Belchior s'est sans doute reconnu dans l'ancien portrait de son compatriote. Beau, indéniablement doué, il s'est longtemps vu accuser de faire un "one man show" au lieu de jouer collectif et de disparaître dans les grands matches.
"J'ai réalisé que je devais changer", a admis l'attaquant de 25 ans auprès de FIFA.com, après avoir mené son équipe à la victoire face à l'Uruguay en quarts de finale de Marseille 2008. "Je sortais trop et je ne consacrais pas assez de temps au sport. J'ai compris que je devais m'investir à fond dans le beach soccer pour devenir plus efficace et plus régulier. J'ai mûri, je me suis assagi. Je me suis entraîné comme jamais cette année, j'ai travaillé tous les aspects de mon jeu et je crois que ça a payé."
Symbole de réussite
C'est le moins qu'on puisse dire : incapable de trouver le chemin des filets à Rio de Janeiro 2007, il est, cette fois, premier ex-aequo au classement des meilleurs buteurs de la Coupe du Monde de Beach Soccer de la FIFA, avec neuf réalisations. En outre, il a mis tout son talent au service de la Selecção das Quinas, dont il a facilité plusieurs autres buts. L'ancien play-boy qui jouait en dilettante incarne aujourd'hui la réussite de la campagne portugaise.
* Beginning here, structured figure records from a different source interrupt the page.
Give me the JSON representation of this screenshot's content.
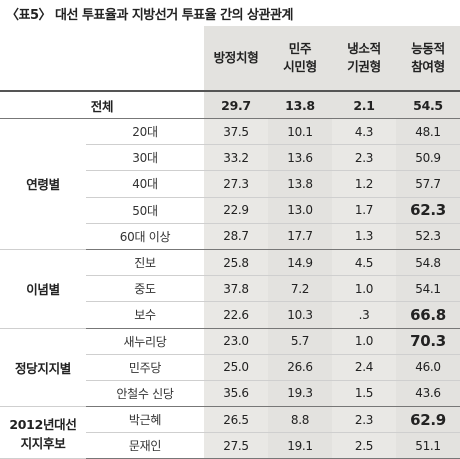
{
  "title": "〈표5〉 대선 투표율과 지방선거 투표율 간의 상관관계",
  "columns": [
    "방정치형",
    "민주\n시민형",
    "냉소적\n기권형",
    "능동적\n참여형"
  ],
  "total": {
    "label": "전체",
    "values": [
      "29.7",
      "13.8",
      "2.1",
      "54.5"
    ]
  },
  "groups": [
    {
      "label": "연령별",
      "rows": [
        {
          "label": "20대",
          "values": [
            "37.5",
            "10.1",
            "4.3",
            "48.1"
          ]
        },
        {
          "label": "30대",
          "values": [
            "33.2",
            "13.6",
            "2.3",
            "50.9"
          ]
        },
        {
          "label": "40대",
          "values": [
            "27.3",
            "13.8",
            "1.2",
            "57.7"
          ]
        },
        {
          "label": "50대",
          "values": [
            "22.9",
            "13.0",
            "1.7",
            "62.3"
          ],
          "strong": true
        },
        {
          "label": "60대 이상",
          "values": [
            "28.7",
            "17.7",
            "1.3",
            "52.3"
          ]
        }
      ]
    },
    {
      "label": "이념별",
      "rows": [
        {
          "label": "진보",
          "values": [
            "25.8",
            "14.9",
            "4.5",
            "54.8"
          ]
        },
        {
          "label": "중도",
          "values": [
            "37.8",
            "7.2",
            "1.0",
            "54.1"
          ]
        },
        {
          "label": "보수",
          "values": [
            "22.6",
            "10.3",
            ".3",
            "66.8"
          ],
          "strong": true
        }
      ]
    },
    {
      "label": "정당지지별",
      "rows": [
        {
          "label": "새누리당",
          "values": [
            "23.0",
            "5.7",
            "1.0",
            "70.3"
          ],
          "strong": true
        },
        {
          "label": "민주당",
          "values": [
            "25.0",
            "26.6",
            "2.4",
            "46.0"
          ]
        },
        {
          "label": "안철수 신당",
          "values": [
            "35.6",
            "19.3",
            "1.5",
            "43.6"
          ]
        }
      ]
    },
    {
      "label": "2012년대선\n지지후보",
      "rows": [
        {
          "label": "박근혜",
          "values": [
            "26.5",
            "8.8",
            "2.3",
            "62.9"
          ],
          "strong": true
        },
        {
          "label": "문재인",
          "values": [
            "27.5",
            "19.1",
            "2.5",
            "51.1"
          ]
        }
      ]
    }
  ]
}
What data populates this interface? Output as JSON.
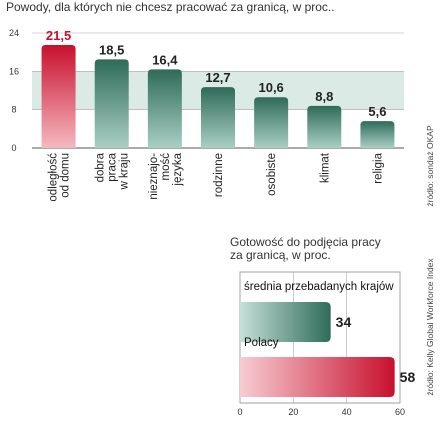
{
  "chart_data": [
    {
      "type": "bar",
      "title": "Powody, dla których nie chcesz pracować za granicą, w proc..",
      "categories": [
        [
          "odległość",
          "od domu"
        ],
        [
          "dobra",
          "praca",
          "w kraju"
        ],
        [
          "nieznajo-",
          "mość",
          "języka"
        ],
        [
          "rodzinne"
        ],
        [
          "osobiste"
        ],
        [
          "klimat"
        ],
        [
          "religia"
        ]
      ],
      "values": [
        21.5,
        18.5,
        16.4,
        12.7,
        10.6,
        8.8,
        5.6
      ],
      "value_labels": [
        "21,5",
        "18,5",
        "16,4",
        "12,7",
        "10,6",
        "8,8",
        "5,6"
      ],
      "yticks": [
        "0",
        "8",
        "16",
        "24"
      ],
      "ylim": [
        0,
        24
      ],
      "source": "źródło: sondaż OKAP",
      "highlight_index": 0
    },
    {
      "type": "bar",
      "orientation": "horizontal",
      "title": [
        "Gotowość do podjęcia pracy",
        "za granicą, w proc."
      ],
      "categories": [
        "średnia przebadanych krajów",
        "Polacy"
      ],
      "values": [
        34,
        58
      ],
      "value_labels": [
        "34",
        "58"
      ],
      "xticks": [
        "0",
        "20",
        "40",
        "60"
      ],
      "xlim": [
        0,
        60
      ],
      "source": "źródło: Kelly Global Workforce Index"
    }
  ],
  "colors": {
    "green_top": "#2f6b58",
    "green_bottom": "#a9cfc4",
    "red_top": "#c8102e",
    "red_bottom": "#f7cdd2",
    "band": "#dbeae4",
    "grid": "#aaaaaa"
  }
}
Il ne laisse pas pour autant l'éternelle comparaison avec la superstar de Manchester United lui monter à la tête. "J'essaie de devenir un grand joueur. Ronaldo, lui, l'est déjà", observe-t-il. "Cela s'est bien passé pour moi à Marseille.
Alexandre Soares tentera probablement de restreindre l'influence de Belchior, dont le contrôle de balle, les dribbles déroutants et l'efficacité offensive ont joué un rôle décisif contre le Salvador, les îles Salomon, l'Italie et l'Uruguay. "Belchior est un footballeur de grande classe", commente l'entraîneur brésilien. "Son temps de jeu était limité par le passé, mais ce n'est plus le cas, et il confirme qu'il est bien l'un des meilleurs joueurs du monde."
En novembre dernier, les champions du monde en titre ont dû jeter toutes leurs forces dans la bataille pour vaincre le Portugal 10:7 sur la plage de Copacabana, lors d'un quart de finale épique. Ce jour-là, cependant, ils avaient affaire au Belchior d'antan. Au Prado, c'est un n° 10 nouveau et impatient de faire une nouvelle victime qui les attend. "Nous sommes confiants", déclare Belchior. "Nous pensons être capables de battre toutes les équipes, y compris le Brésil."